Hitchhiking is okay in Holland and if you come up through Germany where hitching is good from petrol stations then you should make good time.
Holland is the most densely populated country in the Europe. Only city-states such as Monaco or the Vatican city exceed its population density. Such demographics have consequences, both positive and negative.
Driving in Holland can easily become a very frustrating experience. Despite its well-organized and well-maintained network of roads and freeways, Holland suffers from drastic congestion and daily traffic jams. Add in the high price of gas, the abusive road taxes and the high cost of insurance, and you’ll see why having a car isn’t considered such an attractive option.
Bikes and Junkies
Instead many Dutch rely on their bikes and the extensive Dutch public transport network. Trains, buses, trams and subways can take you virtually anywhere you want to go, unless you have your heart set on visiting a pig farm or a tulip-filled greenhouse.

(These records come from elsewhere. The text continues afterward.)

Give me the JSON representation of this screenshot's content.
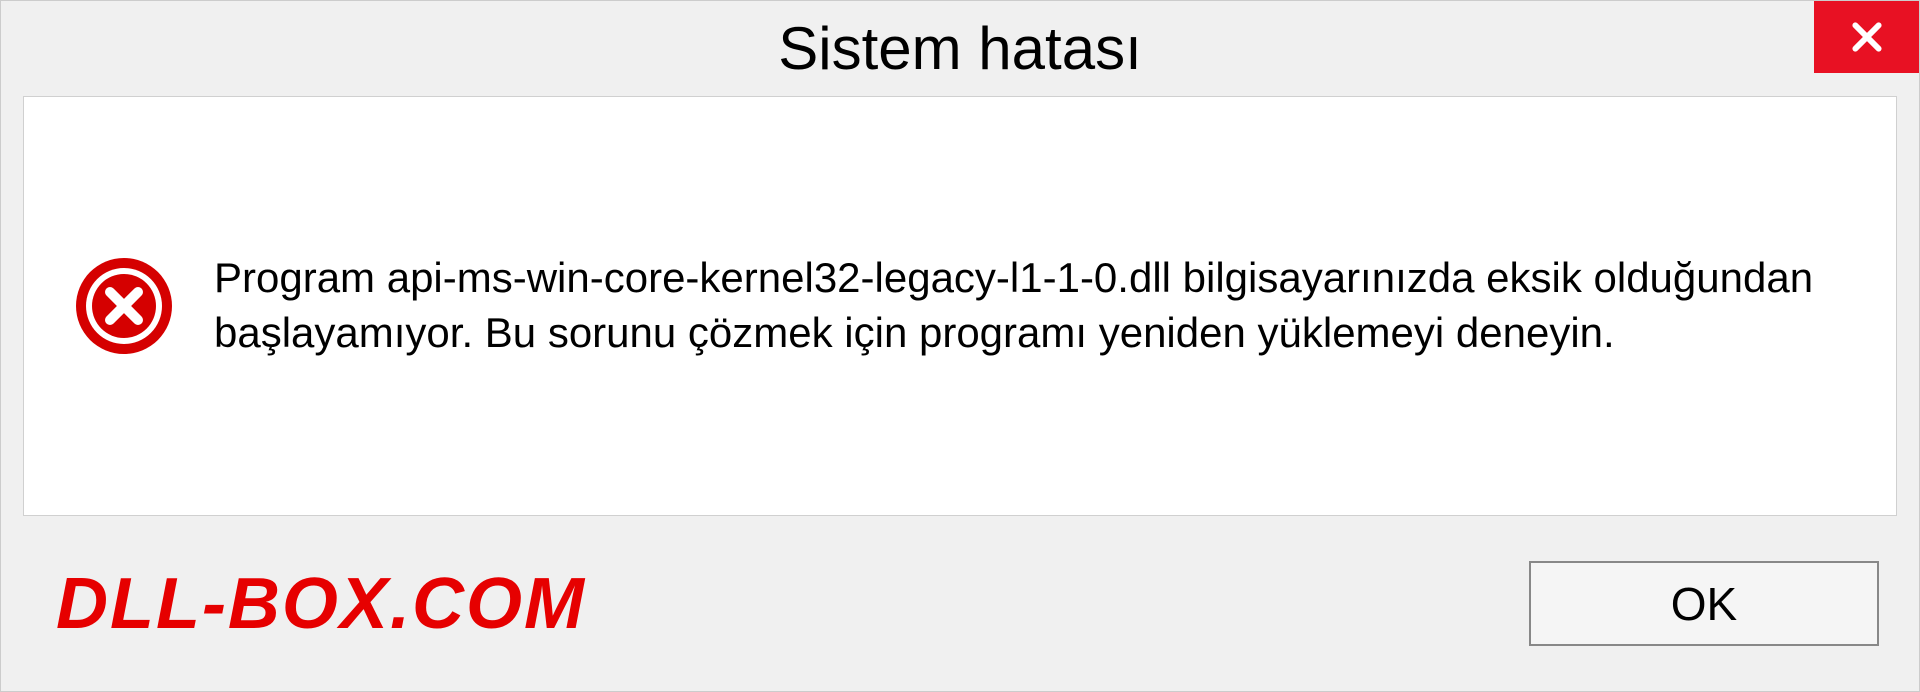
{
  "dialog": {
    "title": "Sistem hatası",
    "message": "Program api-ms-win-core-kernel32-legacy-l1-1-0.dll bilgisayarınızda eksik olduğundan başlayamıyor. Bu sorunu çözmek için programı yeniden yüklemeyi deneyin.",
    "ok_label": "OK"
  },
  "watermark": "DLL-BOX.COM",
  "colors": {
    "close_bg": "#e81123",
    "error_red": "#d50000",
    "watermark_red": "#e60000"
  }
}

There is no dishonor affiliated with the use of public transport. It isn’t a sign of poverty and even successful businessmen catch trams and trains on a regular basis. Some will even take their foldable bikes on the train and ride the last stretch of road to their work place. There are plenty of Adults in their 50’s who have never owned a car. They simply rent one when they want to go on holidays, long weekends or when they move house.
If and when the weather allows it cycling is by far the best way to get around Dutch cities. Dutch cities are flat and small so there is no need to be in particularly good shape or to have a racing bike. Bike rentals are available in all Dutch cities especially in Amsterdam where they compete in numbers with coffee-shops.

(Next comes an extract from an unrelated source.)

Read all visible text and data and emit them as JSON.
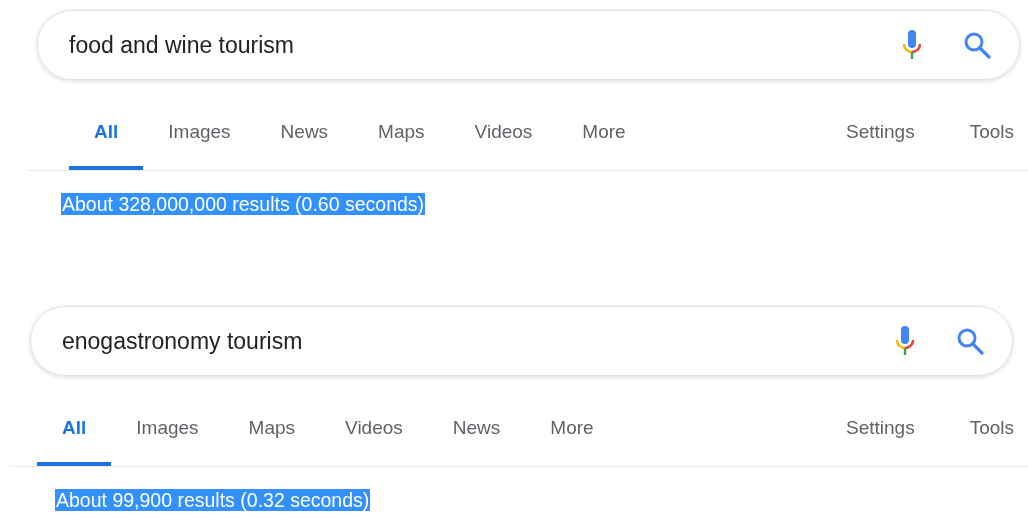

For longer stays buying a bike from a junky might be the cheapest alternative. An easy rule of thumb applies to the purchase of a bike: spend more on the lock then the bike. Junkies in Amsterdam tend to ask more then junkies in other cities. Bargaining and pointing out defects on the bike is the way to go.

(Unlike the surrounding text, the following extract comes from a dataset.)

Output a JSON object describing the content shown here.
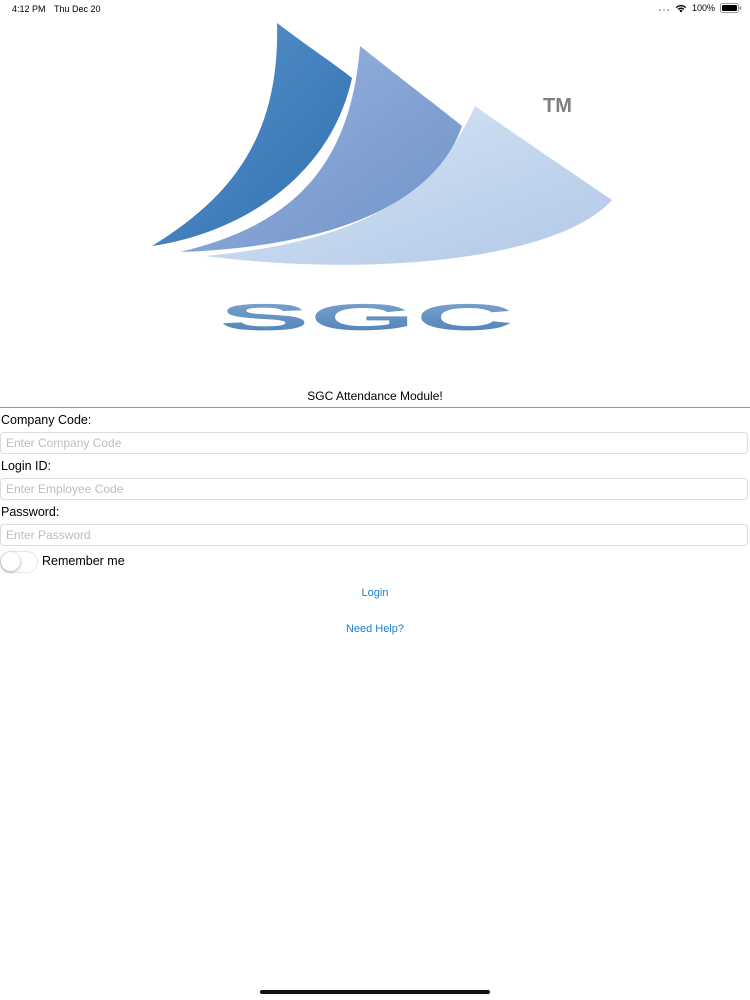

Junkies roam around town selling their stolen bikes at night. Although some junkies with workaholic tendencies or a higher tolerance for crack and smack also work during the days.
This shouldn’t be a big deal there are virtually no stories of anyone getting harassed or attacked during one of these transactions. Dutch junkies are usually rather peaceful and speak enough English to conduct their business with tourists. Some of them can even hold a decent conversation.
Trains and Trams
Students in Holland often have an OV card. This card allows them to travel free of charge anywhere in the country. There is one catch though, they must choose between a weekend or a week card. A week cardholder will still benefit from 40% discount during the weekend and the other way around fro a weekend cardholder.
Many Dutch commuters buy a yearly Korting card, literally discount card, and are thereby, entitled to a 60% discount on all train fares. You might wonder why is this of any importance to someone visiting the country. It’s all very simple, someone with an OV or Korting card can take three people with him on a train and all three will benefit from the 60% discounts. When money is scarce this is a good way to travel and meet people at the same time.
One time tickets can be bought in all buses and trams, and must be purchased before entering the metro. There are different fares according to the distance traveled. These distances are measured in “zones,” conductors will know how many zones are needed for a particular destination but many commuters systematically say one zone.
The ticket system for the metro and trams gets pretty complicated and many travelers just choose to trust to the gods and get on without a ticket. The conductors can get pretty mean if they catch you though.